Condition Condition Graphic Graphic

Analysis

A Pearson Correlation Assessment was used as a statistical test for this study. A Pearson correlation is a form of a linear regression model that assesses the degree to which two sets have a correlation with each other, reflected by a coefficient (R) from -1 to 1. A Pearson Correlation was run for each health condition in relation to the average health insurance premium by county.

Pearson

Based on the calculations run above, this study found an average Pearson coefficient value of r = 0.1198 (See Table 1 for full data). However, of the 13 conditions chosen with high prevalence and genetic mutations associated with their prevalence, there was a Pearson coefficient value of r = 0.1464.

Discussion

While it is known that a Pearson value less than or equal to 0.5 is not statistically significant evidence for a correlation, this study is rather a comparison of Pearson coefficients.

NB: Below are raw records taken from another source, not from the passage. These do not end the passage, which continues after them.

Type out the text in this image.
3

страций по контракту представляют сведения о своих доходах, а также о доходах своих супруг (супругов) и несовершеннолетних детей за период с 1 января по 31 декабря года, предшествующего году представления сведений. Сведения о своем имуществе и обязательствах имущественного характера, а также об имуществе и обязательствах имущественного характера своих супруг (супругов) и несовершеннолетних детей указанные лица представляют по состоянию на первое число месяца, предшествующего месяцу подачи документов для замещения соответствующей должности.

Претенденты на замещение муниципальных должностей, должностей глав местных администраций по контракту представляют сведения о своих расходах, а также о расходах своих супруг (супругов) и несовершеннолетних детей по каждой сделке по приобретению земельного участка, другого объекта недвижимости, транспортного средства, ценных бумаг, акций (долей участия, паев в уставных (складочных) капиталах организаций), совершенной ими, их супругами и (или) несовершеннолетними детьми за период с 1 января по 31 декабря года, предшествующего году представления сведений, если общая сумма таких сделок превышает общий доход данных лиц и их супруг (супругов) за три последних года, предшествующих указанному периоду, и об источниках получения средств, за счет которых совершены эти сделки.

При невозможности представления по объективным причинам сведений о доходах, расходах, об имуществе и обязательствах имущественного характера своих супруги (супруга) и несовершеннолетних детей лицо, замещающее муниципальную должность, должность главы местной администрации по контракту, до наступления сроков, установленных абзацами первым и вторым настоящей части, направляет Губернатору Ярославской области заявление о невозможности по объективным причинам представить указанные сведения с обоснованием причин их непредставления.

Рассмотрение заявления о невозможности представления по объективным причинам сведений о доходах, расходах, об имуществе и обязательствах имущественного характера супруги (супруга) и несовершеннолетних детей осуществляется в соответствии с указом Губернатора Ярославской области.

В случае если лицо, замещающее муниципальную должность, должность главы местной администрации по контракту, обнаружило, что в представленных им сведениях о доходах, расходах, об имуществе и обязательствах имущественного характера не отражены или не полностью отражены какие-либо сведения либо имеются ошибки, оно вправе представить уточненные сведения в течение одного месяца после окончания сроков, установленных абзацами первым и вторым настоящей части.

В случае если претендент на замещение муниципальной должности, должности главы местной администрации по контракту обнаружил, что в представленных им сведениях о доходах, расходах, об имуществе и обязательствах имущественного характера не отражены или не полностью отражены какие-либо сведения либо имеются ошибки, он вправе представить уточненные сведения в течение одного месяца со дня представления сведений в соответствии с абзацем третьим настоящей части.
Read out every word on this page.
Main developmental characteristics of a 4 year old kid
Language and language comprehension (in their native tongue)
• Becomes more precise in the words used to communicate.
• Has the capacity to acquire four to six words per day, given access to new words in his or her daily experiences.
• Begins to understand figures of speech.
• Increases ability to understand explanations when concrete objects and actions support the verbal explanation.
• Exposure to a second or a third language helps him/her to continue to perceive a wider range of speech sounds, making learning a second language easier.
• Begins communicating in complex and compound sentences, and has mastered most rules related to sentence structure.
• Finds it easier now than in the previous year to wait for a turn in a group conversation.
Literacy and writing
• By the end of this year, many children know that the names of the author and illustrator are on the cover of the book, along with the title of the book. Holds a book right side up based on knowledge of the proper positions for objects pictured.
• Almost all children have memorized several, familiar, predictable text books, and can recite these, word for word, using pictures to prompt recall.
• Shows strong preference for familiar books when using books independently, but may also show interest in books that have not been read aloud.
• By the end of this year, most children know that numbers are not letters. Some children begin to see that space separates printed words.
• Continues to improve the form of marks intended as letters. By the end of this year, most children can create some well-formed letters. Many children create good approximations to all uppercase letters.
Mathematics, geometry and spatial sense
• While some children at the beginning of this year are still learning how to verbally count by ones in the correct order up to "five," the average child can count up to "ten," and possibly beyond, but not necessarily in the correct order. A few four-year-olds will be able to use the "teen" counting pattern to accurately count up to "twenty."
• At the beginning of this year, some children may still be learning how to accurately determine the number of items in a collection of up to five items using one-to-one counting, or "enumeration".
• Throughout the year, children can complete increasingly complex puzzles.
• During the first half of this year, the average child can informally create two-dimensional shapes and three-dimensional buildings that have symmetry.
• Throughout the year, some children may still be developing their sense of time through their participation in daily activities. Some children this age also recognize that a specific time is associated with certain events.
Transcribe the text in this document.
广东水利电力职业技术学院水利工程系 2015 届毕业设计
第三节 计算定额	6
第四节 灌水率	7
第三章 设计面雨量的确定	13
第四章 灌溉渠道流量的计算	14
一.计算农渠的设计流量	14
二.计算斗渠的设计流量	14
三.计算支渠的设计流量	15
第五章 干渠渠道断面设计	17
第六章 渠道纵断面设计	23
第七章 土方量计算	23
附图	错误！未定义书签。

Given that there is a larger correlation coefficient for one health condition with health insurance premiums than another, there will be a greater overall correlation between the first two than the second.

As this model analyzed is a preliminary version, there are several limitations to the design that should be taken into account. For one, the amount of data that this study was able to compile for statistical testing became exponentially limited as mapping health insurance plans was undergone. To avoid this, this model may be expanded into considering additional plans rather than one, along with adding more health condition incidence rates to create a more informed final result.

This study expands upon several preexisting studies to go about answering its central question of “How do health insurance companies determine their rates?” One study which a great portion of the idea for this project stems from is “Assessing the Impact of Developments in Genetic Testing on Insurers’ Risk Exposure” by Rodriguez-Rincón et. al., 2022. As a study investigating a very closely related problem from the perspective of insurers, it had a significant impact on the development of this study.

Following expanding this model for more insurance plans and/or health conditions, if there is sufficient preliminary evidence gathered from this initial model, the results of this study could be used as significant evidence for running a similar study using genetic predisposition rates.

Conclusion

The goal of this study was to identify differences and similarities among health conditions in their correlation with health insurance rates by county. By collecting and normalizing data, and then running a Pearson Correlation on each dataset, it was observed that there were higher correlation values among genetic conditions than non-genetic ones. Following this study, there is sufficient evidence promoting further research of this trend using genetic predisposition data.